The more cultural diversity our newsrooms have, the more stories we’ll perceive as worthy of coverage.

But while cultural perspectives help identify stories to cover, they don’t make it impossible to present them fairly. And not every story risks biased reporting to begin with. Sometimes spot news — a wildfire, a tsunami — simply is what it is.

Clearly, journalists with personal beliefs that are truly going to affect their stories or photos should disclose them.

Jay Rosen advocates experimenting with systems where clicking on a byline takes you to “a disclosure page where there is a bio, a kind of mission statement, and a creative attempt to say: here’s where I’m coming from …” (My disclosure: I’m involved in an Online News Association project to help journalists be transparent about factors that may influence their coverage.)

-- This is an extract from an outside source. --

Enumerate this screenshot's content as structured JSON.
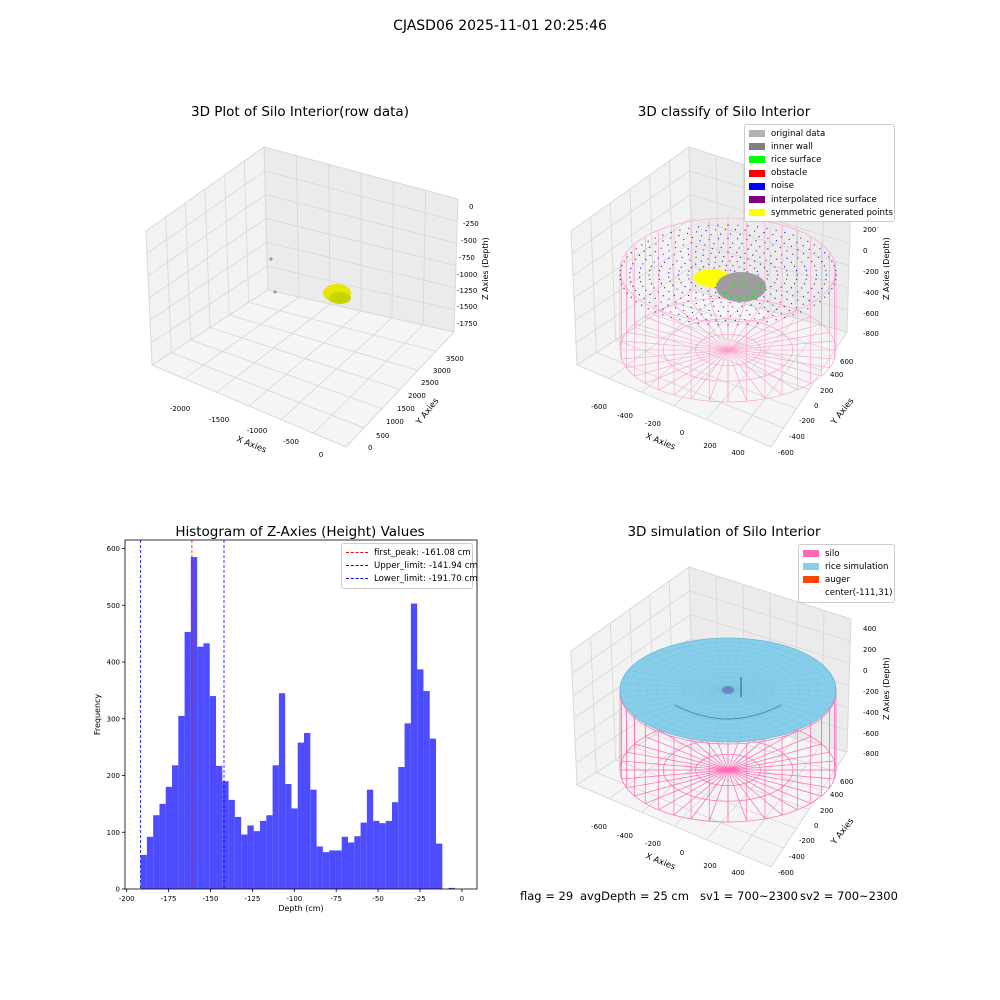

But we need to accept that not every journalist is the prisoner of beliefs that skew his reporting. By one measure, half of U.S. journalists are political independents, up about 18 percentage points in 11 years. Little will come from trying to beat political confessions out of them.

And nothing guarantees that a mission statement will be honest, or that a reporter’s biography will tell you whether he is trustworthy. If a reporter used to work for the chemical industry, does that mean he’s a propagandist for his former employers? Or that with his inside information, he’s the best source around?

Ultimately a journalist’s credibility rests not on what he says about his beliefs or his past, but on the correctness over time of what he reports.

That’s why millions of busy people who have limited time for news expect it quickly and compactly from a journalist or news brand they’ve previously found reliable and impartial. Try following links to a reporter’s mission statement when you’re listening to the news in the car.

There’s room out there both for defenders of impartial journalism and those who continue to insist it should be replaced by opinion-with-transparency. In a world that already has enough intolerance and polarization, we should keep testing and improving all approaches to journalism instead of slamming the door on techniques that retain significant value.